Along the same lines, Trump’s spokesperson, Karoline Leavitt, vaguely told reporters yesterday that the United States was “working toward” normal operations in the strait.
That sounded to me like an administration backing off from the demand the strait be reopened.
Last night, the Wall Street Journal reported that
President Trump told aides he’s willing to end the U.S. military campaign against Iran even if the Strait of Hormuz remains largely closed. . . . He decided that the U.S. should achieve its main goals of hobbling Iran’s navy and its missile stocks and wind down current hostilities while pressuring Tehran diplomatically to resume the free flow of trade. If that fails, Washington would press allies in Europe and the Gulf to take the lead on reopening the strait, the officials said.
And if that wasn’t enough of a tell, Trump seemed to all but confirm the reporting this morning when he posted that other countries were going to have to figure out how to get oil through the strait themselves. “[T]he U.S.A won’t be there to help you anymore,” he added.
All in all, it seems more likely than not that Trump plans on walking away rather than escalating. I think this would be a less bad outcome of this reckless and feckless “excursion” than introducing ground troops. But it will still be a bad outcome for the United States and the world. And I’m afraid it won’t be the last bad outcome we’ll experience from having an unbelievably irresponsible individual as our president.
Non-Slop Populism
by Andrew Egger
For politicians, strong populist tendencies and radical political commitments tend to go hand in hand. This makes sense: The people with the loudest critiques of a given status quo are often the people who want to see that status quo most aggressively changed.
But there are exceptions.

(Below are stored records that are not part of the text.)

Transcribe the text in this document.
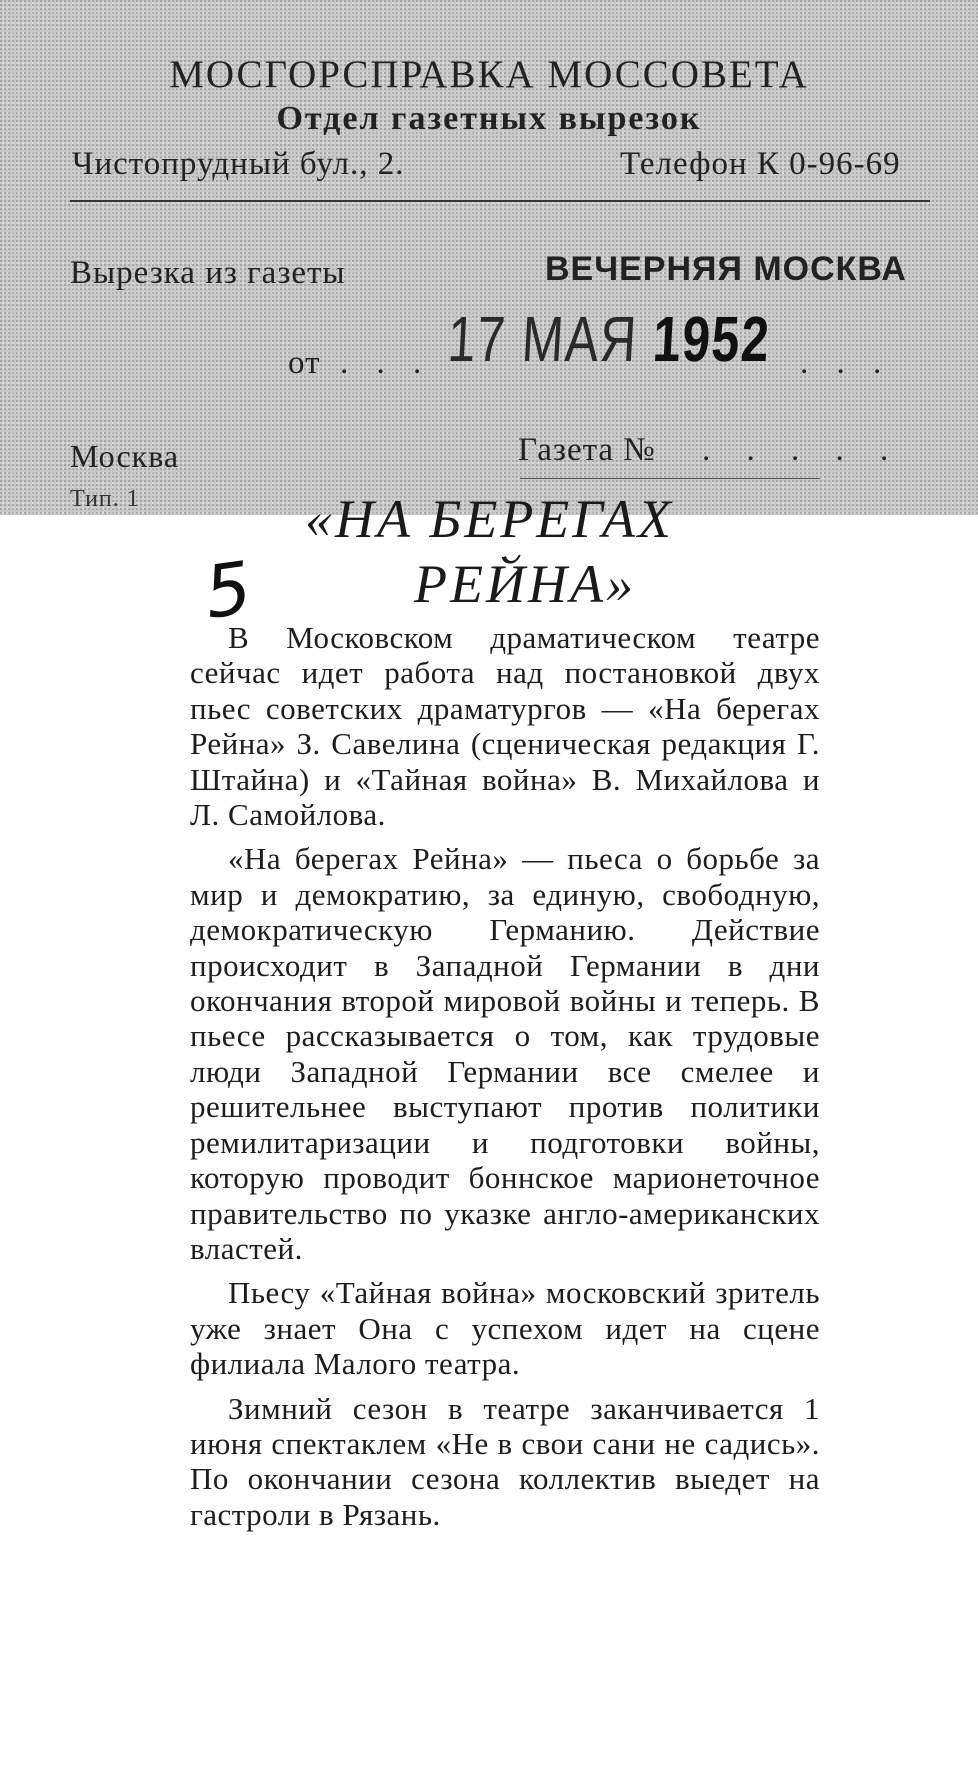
МОСГОРСПРАВКА МОССОВЕТА
Отдел газетных вырезок
Чистопрудный бул., 2.	Телефон К 0-96-69
Вырезка из газеты	ВЕЧЕРНЯЯ МОСКВА
от . . . 17 МАЯ 1952 . . .
Москва	Газета № . . . . .
Тип. 1	«НА БЕРЕГАХ
5	РЕЙНА»

В Московском драматическом театре сейчас идет работа над постановкой двух пьес советских драматургов — «На берегах Рейна» З. Савелина (сценическая редакция Г. Штайна) и «Тайная война» В. Михайлова и Л. Самойлова.

«На берегах Рейна» — пьеса о борьбе за мир и демократию, за единую, свободную, демократическую Германию. Действие происходит в Западной Германии в дни окончания второй мировой войны и теперь. В пьесе рассказывается о том, как трудовые люди Западной Германии все смелее и решительнее выступают против политики ремилитаризации и подготовки войны, которую проводит боннское марионеточное правительство по указке англо-американских властей.

Пьесу «Тайная война» московский зритель уже знает Она с успехом идет на сцене филиала Малого театра.

Зимний сезон в театре заканчивается 1 июня спектаклем «Не в свои сани не садись». По окончании сезона коллектив выедет на гастроли в Рязань.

Which is part of why I’ve become so interested this year in Rob Sand, Iowa’s Democratic state auditor and the party’s candidate for governor.
The last few cycles have seen Iowa go from a purple agricultural state to a solid-red one; Sand, who has been elected auditor twice, is the only Democrat there currently serving in statewide or federal office. But national Democrats are hopeful that he may be the rare candidate who can pick the Iowa lock. Early public polling is extremely sparse, but suggests a competitive contest;1 earlier this month, Sand qualified for the ballot with a state-record 24,756 signatures. The Democratic Governor’s Association sees Sand’s race as one of its strongest pickup opportunities this cycle.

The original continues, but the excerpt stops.